As I sat stuck in stop-and-go traffic the other morning, I found myself pining for commuter rail: a relatively uneventful and predictable commute spent reading or writing (or occasionally — let’s be honest – napping), less wear-and-tear on my vehicle and nerves, and a ready reason to leave work on time in order to catch the last train out.
I have ridden the train before and loved it. In fact, I’m a big fan of the concept of rail transportation. The reality of it, however, gives me pause. I had heard when I rode the train before that it couldn’t sustain itself, let alone turn a profit. I have little doubt that subsidies are the only reason the trains still run every day, and that my employer’s financial support of mass transit was the only reason it was a cost-effective option for me. Commuter rail appears to be something of a money pit, and I’m not a fan of money pits, in concept or reality – but at the time it cost me less to park and ride than to commute and park in the Cities.
The question that arose in my mind the other morning was, Since the train, the track, and the subsidies that sustain them are already realities through no decision of mine, can I park my car and ride the rails in good conscience?
This was followed quickly by the disturbing realization that I hadn’t taken the time to think through my underlying philosophy on this before – especially since the answer seems applicable to numerous other dilemmas we may face. For example, if I disapprove of the public funding plan for the Vikings stadium, should I boycott games there? Even if I’m given tickets? If I disapprove of Obamacare in principle, but it becomes the law of the land and I am ever without health coverage, what then? I complain about infrastructure and services every day and still use them — but is there a point at which that approach lacks integrity?

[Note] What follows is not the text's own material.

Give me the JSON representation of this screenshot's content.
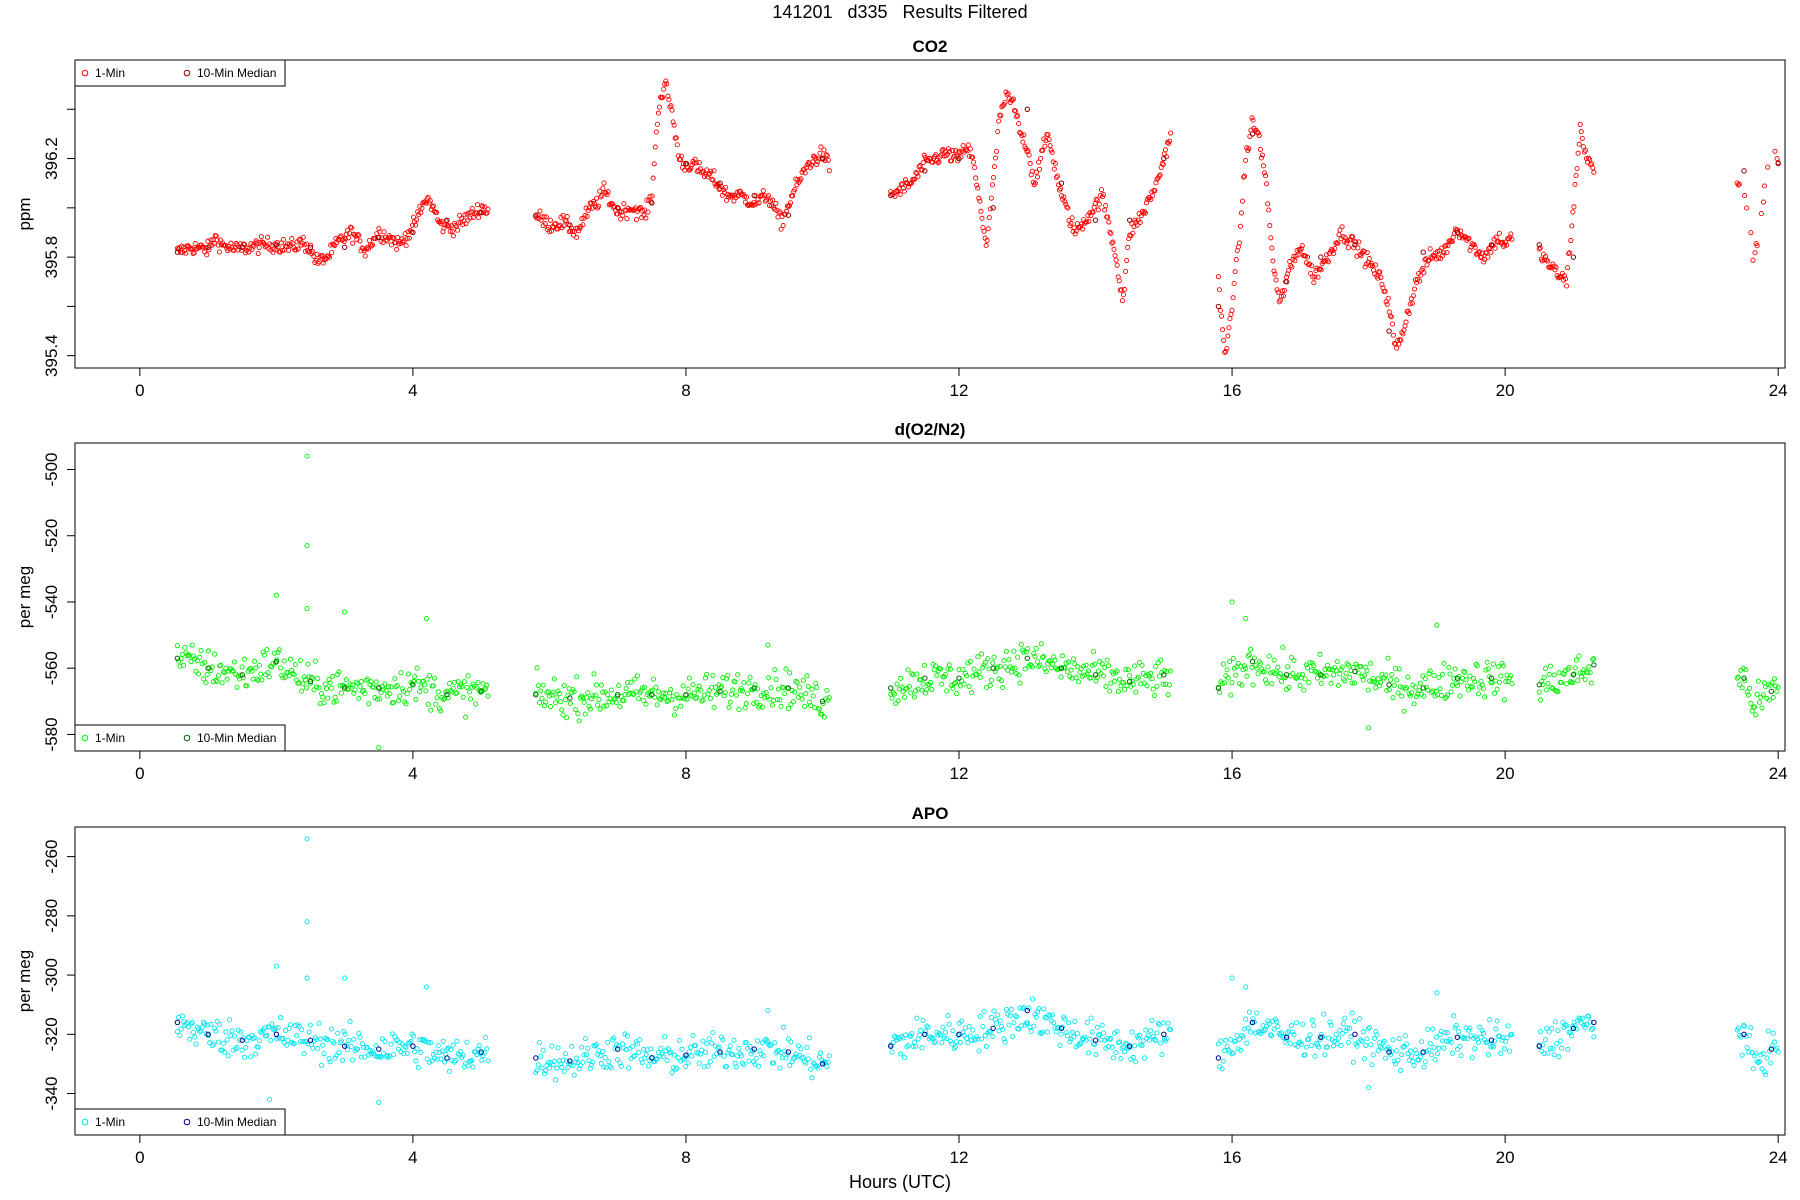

I have viscerally different reactions to each of these questions, and I’m honestly not sure if I can articulate a consistent approach to these types of dilemmas. The challenge is similar to that of what businesses to frequent based on their stances on social issues – except that somehow getting this right seems more important to me, since these involve public funds and public impacts.
I have a sinking feeling I’m making this way too complex, but can’t quite see how. Men of the Junto, help me talk this through!